Shares of some fundamentally weak stocks have hit record price highs over the past few months due solely to short squeezes triggered by social-media hype surrounding them. Heavily shorted stocks Support.com (SPRT) and SCWorx (WORX) are examples. They are struggling to stay afloat and are highly overvalued at their current price levels. We think that because these two stocks could witness a price pullback soon, they are best avoided now. Read on.Earlier this year, several short squeezes triggered by subreddit r/wallstreetbets wreaked havoc in the financial markets. Shares of struggling companies GameStop Corporation (NYSE:GME) and AMC Entertainment Holdings (NYSE:AMC), for example, skyrocketed in price, with retail investors betting against hedge funds. This trend is expected to continue because retail traders are expected to gain more influence over the market as sophisticated technology and zero-commission trading platforms gain prominence.

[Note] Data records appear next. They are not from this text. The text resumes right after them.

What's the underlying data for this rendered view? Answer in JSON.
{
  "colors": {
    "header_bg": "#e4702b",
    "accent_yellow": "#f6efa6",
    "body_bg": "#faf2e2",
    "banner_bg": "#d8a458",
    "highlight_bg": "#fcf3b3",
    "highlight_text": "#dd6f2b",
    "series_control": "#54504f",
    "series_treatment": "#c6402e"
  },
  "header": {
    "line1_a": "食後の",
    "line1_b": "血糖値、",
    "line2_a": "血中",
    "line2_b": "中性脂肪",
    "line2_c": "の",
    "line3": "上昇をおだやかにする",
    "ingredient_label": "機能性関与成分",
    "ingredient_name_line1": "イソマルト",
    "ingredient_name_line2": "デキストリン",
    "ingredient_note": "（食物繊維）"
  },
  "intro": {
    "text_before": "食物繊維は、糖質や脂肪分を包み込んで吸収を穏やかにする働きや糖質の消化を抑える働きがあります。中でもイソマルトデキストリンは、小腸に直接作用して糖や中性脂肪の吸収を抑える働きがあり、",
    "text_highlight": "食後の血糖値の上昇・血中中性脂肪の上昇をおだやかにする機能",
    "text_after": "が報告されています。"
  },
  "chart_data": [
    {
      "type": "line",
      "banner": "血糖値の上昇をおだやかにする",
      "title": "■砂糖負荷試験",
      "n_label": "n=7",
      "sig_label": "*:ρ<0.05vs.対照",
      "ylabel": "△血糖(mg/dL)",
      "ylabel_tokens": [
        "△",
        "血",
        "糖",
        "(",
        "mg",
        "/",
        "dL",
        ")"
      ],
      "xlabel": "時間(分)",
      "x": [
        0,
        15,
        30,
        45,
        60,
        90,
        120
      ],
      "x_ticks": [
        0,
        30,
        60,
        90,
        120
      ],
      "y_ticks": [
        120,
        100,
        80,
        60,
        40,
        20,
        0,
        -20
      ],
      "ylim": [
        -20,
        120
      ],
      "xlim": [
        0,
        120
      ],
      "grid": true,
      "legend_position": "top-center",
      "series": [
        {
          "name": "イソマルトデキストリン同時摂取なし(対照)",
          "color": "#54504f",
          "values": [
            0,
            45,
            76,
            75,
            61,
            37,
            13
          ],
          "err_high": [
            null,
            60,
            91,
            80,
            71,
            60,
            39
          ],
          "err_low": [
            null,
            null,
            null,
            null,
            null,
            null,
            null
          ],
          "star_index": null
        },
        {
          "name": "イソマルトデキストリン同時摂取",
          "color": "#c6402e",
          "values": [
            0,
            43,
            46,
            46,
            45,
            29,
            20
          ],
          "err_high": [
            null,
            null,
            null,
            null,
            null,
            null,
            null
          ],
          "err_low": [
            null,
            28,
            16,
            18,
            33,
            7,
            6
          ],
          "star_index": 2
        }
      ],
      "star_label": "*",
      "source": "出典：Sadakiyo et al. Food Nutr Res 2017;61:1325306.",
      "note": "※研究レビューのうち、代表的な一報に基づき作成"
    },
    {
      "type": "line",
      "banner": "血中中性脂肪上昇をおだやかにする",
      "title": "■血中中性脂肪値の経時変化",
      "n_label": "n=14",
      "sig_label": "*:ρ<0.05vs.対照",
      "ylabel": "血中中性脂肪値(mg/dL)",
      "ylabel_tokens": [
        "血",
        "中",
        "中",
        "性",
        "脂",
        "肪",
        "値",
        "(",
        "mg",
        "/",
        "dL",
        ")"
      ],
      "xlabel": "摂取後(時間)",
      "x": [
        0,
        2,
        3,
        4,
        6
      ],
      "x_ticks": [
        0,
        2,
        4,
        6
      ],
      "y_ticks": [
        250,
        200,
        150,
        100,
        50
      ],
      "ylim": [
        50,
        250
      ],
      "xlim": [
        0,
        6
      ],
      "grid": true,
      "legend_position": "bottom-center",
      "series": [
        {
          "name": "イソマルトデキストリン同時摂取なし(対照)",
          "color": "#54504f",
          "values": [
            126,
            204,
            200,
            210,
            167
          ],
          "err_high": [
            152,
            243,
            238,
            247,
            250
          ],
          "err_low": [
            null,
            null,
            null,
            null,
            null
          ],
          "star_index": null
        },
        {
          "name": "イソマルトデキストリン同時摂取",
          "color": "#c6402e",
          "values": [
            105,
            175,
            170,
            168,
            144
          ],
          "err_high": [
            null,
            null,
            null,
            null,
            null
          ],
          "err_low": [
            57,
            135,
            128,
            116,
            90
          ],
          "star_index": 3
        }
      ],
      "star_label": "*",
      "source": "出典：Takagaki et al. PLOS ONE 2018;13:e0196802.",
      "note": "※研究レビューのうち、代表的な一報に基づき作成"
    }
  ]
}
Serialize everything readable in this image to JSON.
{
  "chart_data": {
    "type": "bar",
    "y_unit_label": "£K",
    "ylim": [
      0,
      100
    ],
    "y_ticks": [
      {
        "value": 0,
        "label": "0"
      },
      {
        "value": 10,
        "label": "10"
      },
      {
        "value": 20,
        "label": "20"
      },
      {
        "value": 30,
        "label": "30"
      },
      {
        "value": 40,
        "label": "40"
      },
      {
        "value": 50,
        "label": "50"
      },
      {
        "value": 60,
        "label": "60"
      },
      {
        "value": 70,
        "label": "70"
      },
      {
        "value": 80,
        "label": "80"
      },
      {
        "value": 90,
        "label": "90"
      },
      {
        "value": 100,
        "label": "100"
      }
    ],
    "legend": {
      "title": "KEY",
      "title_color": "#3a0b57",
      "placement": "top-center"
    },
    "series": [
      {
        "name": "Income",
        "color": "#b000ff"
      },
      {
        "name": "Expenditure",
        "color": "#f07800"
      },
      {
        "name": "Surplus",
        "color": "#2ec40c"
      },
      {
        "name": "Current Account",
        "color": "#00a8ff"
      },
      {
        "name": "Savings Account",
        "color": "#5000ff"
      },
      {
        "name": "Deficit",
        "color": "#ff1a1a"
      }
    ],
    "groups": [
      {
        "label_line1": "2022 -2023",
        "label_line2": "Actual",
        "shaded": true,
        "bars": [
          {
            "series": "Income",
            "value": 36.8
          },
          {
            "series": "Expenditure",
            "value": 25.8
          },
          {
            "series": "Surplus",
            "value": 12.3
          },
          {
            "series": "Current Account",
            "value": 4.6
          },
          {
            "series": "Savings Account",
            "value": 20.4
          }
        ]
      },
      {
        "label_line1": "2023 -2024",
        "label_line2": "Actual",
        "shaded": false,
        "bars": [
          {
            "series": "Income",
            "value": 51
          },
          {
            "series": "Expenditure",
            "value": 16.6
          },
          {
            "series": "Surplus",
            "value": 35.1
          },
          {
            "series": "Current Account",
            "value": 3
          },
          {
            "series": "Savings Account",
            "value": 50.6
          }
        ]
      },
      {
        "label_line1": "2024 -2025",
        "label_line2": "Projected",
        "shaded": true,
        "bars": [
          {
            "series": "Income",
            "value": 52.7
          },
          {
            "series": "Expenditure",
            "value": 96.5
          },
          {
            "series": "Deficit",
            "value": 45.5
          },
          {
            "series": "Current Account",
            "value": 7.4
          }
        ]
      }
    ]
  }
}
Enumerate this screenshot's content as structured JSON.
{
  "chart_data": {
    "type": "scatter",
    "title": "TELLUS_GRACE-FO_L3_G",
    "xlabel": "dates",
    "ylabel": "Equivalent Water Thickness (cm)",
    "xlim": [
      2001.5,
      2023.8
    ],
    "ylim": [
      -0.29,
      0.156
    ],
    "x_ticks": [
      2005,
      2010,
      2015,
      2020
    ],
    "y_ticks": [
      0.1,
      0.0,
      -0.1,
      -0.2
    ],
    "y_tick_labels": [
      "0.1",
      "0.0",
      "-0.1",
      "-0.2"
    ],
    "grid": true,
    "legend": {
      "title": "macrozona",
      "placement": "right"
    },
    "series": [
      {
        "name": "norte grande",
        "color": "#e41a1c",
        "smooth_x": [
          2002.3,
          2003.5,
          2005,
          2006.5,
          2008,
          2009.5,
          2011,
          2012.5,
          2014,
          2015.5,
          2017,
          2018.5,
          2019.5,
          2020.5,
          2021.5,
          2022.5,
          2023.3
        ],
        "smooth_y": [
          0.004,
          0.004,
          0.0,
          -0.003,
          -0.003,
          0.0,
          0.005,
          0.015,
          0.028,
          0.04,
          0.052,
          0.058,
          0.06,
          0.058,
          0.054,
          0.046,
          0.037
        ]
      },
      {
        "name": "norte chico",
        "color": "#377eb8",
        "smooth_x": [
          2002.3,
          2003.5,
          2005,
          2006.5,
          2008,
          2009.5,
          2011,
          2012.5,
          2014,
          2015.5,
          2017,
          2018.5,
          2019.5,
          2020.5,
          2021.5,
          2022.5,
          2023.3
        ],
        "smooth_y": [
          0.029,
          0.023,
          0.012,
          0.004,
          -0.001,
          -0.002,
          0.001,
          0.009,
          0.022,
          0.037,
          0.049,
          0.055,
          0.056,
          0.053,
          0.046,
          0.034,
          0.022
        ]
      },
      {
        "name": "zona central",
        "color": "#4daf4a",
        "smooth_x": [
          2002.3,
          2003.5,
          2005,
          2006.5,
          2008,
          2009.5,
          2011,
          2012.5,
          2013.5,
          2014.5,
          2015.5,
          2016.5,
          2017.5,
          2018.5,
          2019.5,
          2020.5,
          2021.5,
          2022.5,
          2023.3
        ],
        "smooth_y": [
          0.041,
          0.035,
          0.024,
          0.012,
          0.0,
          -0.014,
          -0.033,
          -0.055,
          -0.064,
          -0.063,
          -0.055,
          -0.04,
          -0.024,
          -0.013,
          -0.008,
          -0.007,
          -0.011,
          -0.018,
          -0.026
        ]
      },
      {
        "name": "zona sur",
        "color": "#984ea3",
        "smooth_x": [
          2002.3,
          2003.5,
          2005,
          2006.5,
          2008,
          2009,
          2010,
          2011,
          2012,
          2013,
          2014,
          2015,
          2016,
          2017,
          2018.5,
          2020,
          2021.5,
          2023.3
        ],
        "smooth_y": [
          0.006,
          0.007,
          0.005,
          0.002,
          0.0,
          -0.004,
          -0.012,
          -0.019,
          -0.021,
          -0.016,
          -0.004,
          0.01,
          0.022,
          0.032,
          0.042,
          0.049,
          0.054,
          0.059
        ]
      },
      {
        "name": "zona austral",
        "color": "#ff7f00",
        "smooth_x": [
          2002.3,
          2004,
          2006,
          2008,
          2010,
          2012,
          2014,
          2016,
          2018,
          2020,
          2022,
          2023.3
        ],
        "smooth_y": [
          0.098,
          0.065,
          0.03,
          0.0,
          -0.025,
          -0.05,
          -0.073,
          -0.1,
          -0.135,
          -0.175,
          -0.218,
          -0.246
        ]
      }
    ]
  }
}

One objective of retail investors is to gain from betting on stocks that are being discussed on numerous social media platforms and might experience a short squeeze. However, while short squeezes can lead to eye-popping rallies in many stocks, those companies that have weak business models or other fundamental weaknesses should eventually see a pullback.
Short squeeze candidates Support.com Inc. (SPRT) and SCWorx Corp. (WORX) seem to have garnered significant attention lately in the ongoing retail trading frenzy. However, due to their weak financials and bleak growth prospects, these stocks are overvalued at their current price levels. Hence, we think they are best avoided now.